In comparing groups on comfort ratings after the remote sessions, our null hypothesis was that there would be no differences in comfort ratings between healthy controls and patients; our alternative hypothesis was that healthy control participants would report higher comfort ratings than patients.

Finally, we conducted F-tests and Levene’s equality of variance tests to evaluate differences in variability between the two testing environments.

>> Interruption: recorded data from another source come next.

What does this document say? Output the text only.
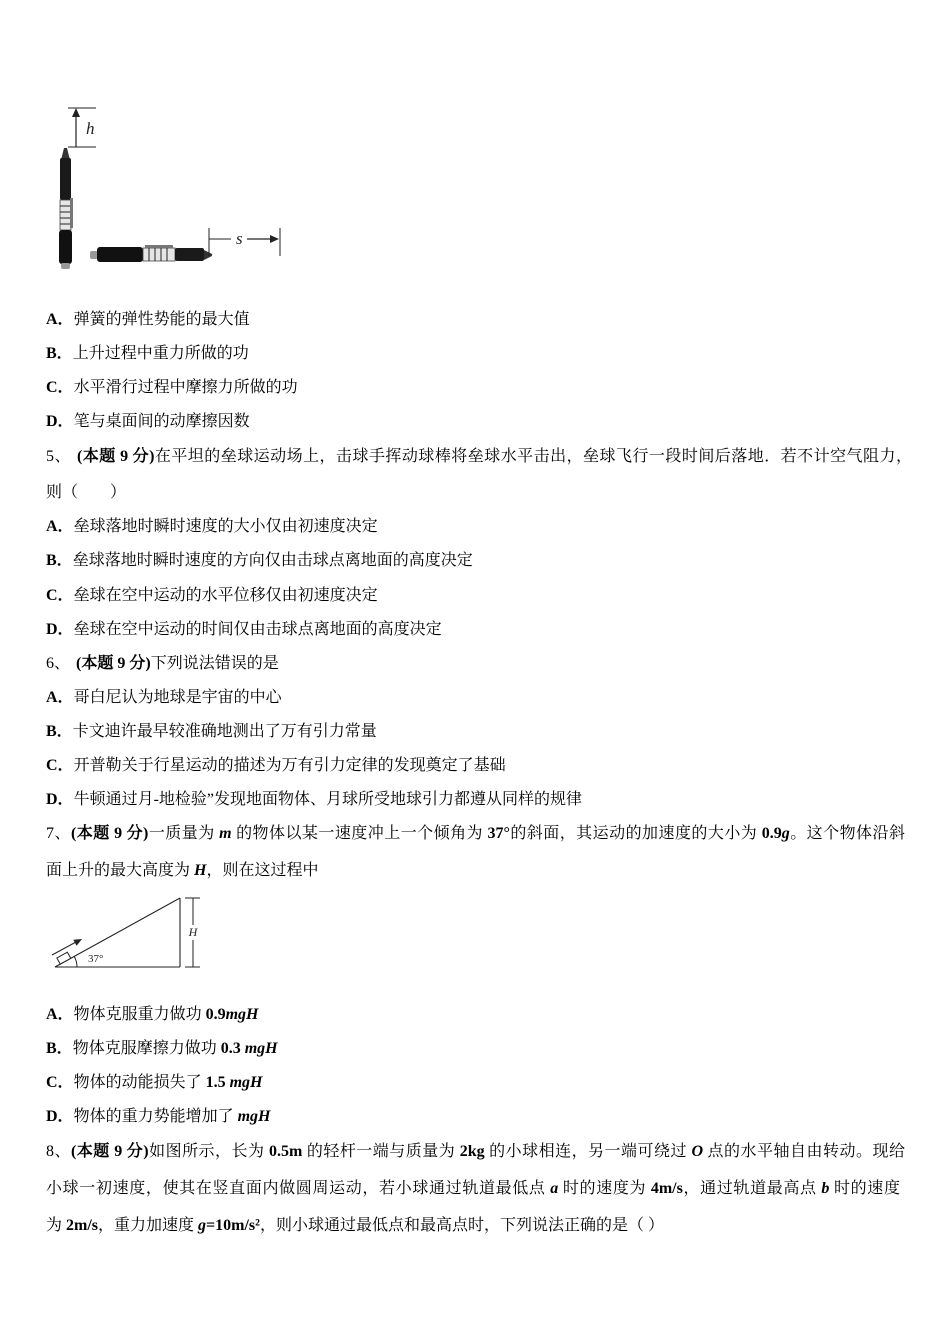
h
s
A．弹簧的弹性势能的最大值
B．上升过程中重力所做的功
C．水平滑行过程中摩擦力所做的功
D．笔与桌面间的动摩擦因数
5、 (本题 9 分)在平坦的垒球运动场上，击球手挥动球棒将垒球水平击出，垒球飞行一段时间后落地．若不计空气阻力，
则（　　）
A．垒球落地时瞬时速度的大小仅由初速度决定
B．垒球落地时瞬时速度的方向仅由击球点离地面的高度决定
C．垒球在空中运动的水平位移仅由初速度决定
D．垒球在空中运动的时间仅由击球点离地面的高度决定
6、 (本题 9 分)下列说法错误的是
A．哥白尼认为地球是宇宙的中心
B．卡文迪许最早较准确地测出了万有引力常量
C．开普勒关于行星运动的描述为万有引力定律的发现奠定了基础
D．牛顿通过月-地检验”发现地面物体、月球所受地球引力都遵从同样的规律
7、(本题 9 分)一质量为 m 的物体以某一速度冲上一个倾角为 37°的斜面，其运动的加速度的大小为 0.9g。这个物体沿斜
面上升的最大高度为 H，则在这过程中
H
37°
A．物体克服重力做功 0.9mgH
B．物体克服摩擦力做功 0.3 mgH
C．物体的动能损失了 1.5 mgH
D．物体的重力势能增加了 mgH
8、(本题 9 分)如图所示，长为 0.5m 的轻杆一端与质量为 2kg 的小球相连，另一端可绕过 O 点的水平轴自由转动。现给
小球一初速度，使其在竖直面内做圆周运动，若小球通过轨道最低点 a 时的速度为 4m/s，通过轨道最高点 b 时的速度
为 2m/s，重力加速度 g=10m/s²，则小球通过最低点和最高点时，下列说法正确的是（ ）
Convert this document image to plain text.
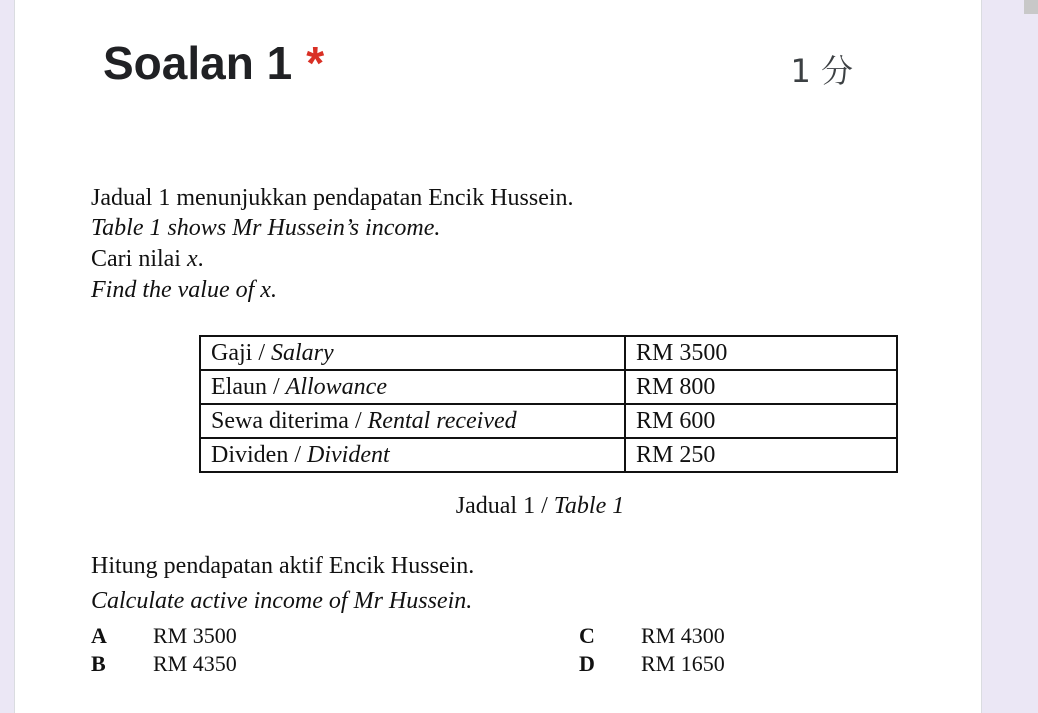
Soalan 1 *	1 分
Jadual 1 menunjukkan pendapatan Encik Hussein.
Table 1 shows Mr Hussein’s income.
Cari nilai x.
Find the value of x.
Gaji / Salary	RM 3500
Elaun / Allowance	RM 800
Sewa diterima / Rental received	RM 600
Dividen / Divident	RM 250
Jadual 1 / Table 1
Hitung pendapatan aktif Encik Hussein.
Calculate active income of Mr Hussein.
A RM 3500
B RM 4350
C RM 4300
D RM 1650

Patient and public involvement

In August and September 2020, we contacted 527 people (comprising healthy control participants and people with a diagnosis of a dementia) who had previously taken part in our face-to-face research programmes in the Dementia Research Centre, University College London, or who had expressed an interest in doing so in the future. They were asked, ‘Would you consider participating in research remotely (telephone/online)?’ Of the 163 people who answered the question, 145 (89%) indicated that they would be happy to take part in remote research. Based on this feedback, we submitted an amendment to our existing research ethics that was approved in October 2020. Following this, we conducted a pilot remote testing session with an older healthy control individual who was also a carer for a family member living with dementia. Their feedback was instrumental in developing and improving our remote testing procedure.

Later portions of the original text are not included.